"A marriage is a team"...
Laila, you said it..."a marriage is a team"
I'm sure we all feel for you and can empathise with the outcome of your "coming clean". Your wife's reaction, sadly, is nothing unusual. The initial reaction is usually rejection I think but then there has to be a period of reflection and a re-assessment of where you are and where you BOTH want to go. As you rightly stated - "a marriage is a team". It is not the prerogative of either partner in that team to make unilateral decisions about what is and what is not acceptable.
So have a cooling off period. I would not throw anything away nor would I agree to never CDing again - experience suggests that you will not be able to deliver that promise in the long-run. Yes, it is better to have it out in the open - it assuages your guilty conscience but the downside of that is that your wife is faced with something she is far from comfortable with. Openness is key here in the way forward. This is something that is important to you and appears to be part of who you are (and so say all of us) but your wife is struggling with it. For her to impose that sort of ultimatum on you is not good for the future of the relationship; it will continue to rankle with you and will likely fester away only to re-surface in the future. It is better to talk in a controlled situation, with a counsellor, and have a sensible discussion leading to an agreed compromise - on the assumption that you wish to continue going forward together.
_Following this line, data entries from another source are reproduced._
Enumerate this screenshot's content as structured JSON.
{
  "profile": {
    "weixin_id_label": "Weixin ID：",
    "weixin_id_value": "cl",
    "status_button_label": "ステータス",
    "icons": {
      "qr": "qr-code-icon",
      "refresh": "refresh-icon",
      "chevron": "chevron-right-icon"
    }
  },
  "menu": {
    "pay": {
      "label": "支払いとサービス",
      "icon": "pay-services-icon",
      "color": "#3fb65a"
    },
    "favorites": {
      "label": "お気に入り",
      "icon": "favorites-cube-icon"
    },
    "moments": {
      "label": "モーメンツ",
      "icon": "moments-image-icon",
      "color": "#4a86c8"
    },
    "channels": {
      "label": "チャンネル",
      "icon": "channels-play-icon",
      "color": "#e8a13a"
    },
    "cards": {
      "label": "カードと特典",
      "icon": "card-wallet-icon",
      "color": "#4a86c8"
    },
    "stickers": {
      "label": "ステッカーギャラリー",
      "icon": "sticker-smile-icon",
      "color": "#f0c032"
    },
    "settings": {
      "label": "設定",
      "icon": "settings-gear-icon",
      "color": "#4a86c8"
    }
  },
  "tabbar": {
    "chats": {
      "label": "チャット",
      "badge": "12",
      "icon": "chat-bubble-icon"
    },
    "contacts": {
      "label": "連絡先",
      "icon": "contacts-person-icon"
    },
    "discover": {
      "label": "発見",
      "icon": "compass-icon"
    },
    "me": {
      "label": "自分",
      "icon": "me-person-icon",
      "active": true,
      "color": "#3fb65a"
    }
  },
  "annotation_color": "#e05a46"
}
Teamwork is about having shared goals, agreed parameters and having one partner who dictates terms to the other is not part of "teamwork". It is hard for SOs suddenly to discover this "other part" of us; it is no surprise that they react badly - we have kept this secret from them, we seem suddenly to be a different person, our sexuality and commitment is suddenly brought into focus and questioned. But neither party should make sudden rash decisions about what should and what should not be permitted.
If you are both committed to being together for the longer-term, as a team, then this has to be discussed rationally and you have to agree the compromise solution that you both sign up to. Do not sign up to something you can't, or don't want, to deliver - it has to be acceptable to BOTH.
You may well find that you can agree some middle ground and you may, like me, find that the boundaries can be pushed back over time. However you take this forward you will find others here who have been there before you - you will never be short of advice or support but it is for you and your wife to determine how you go on from here.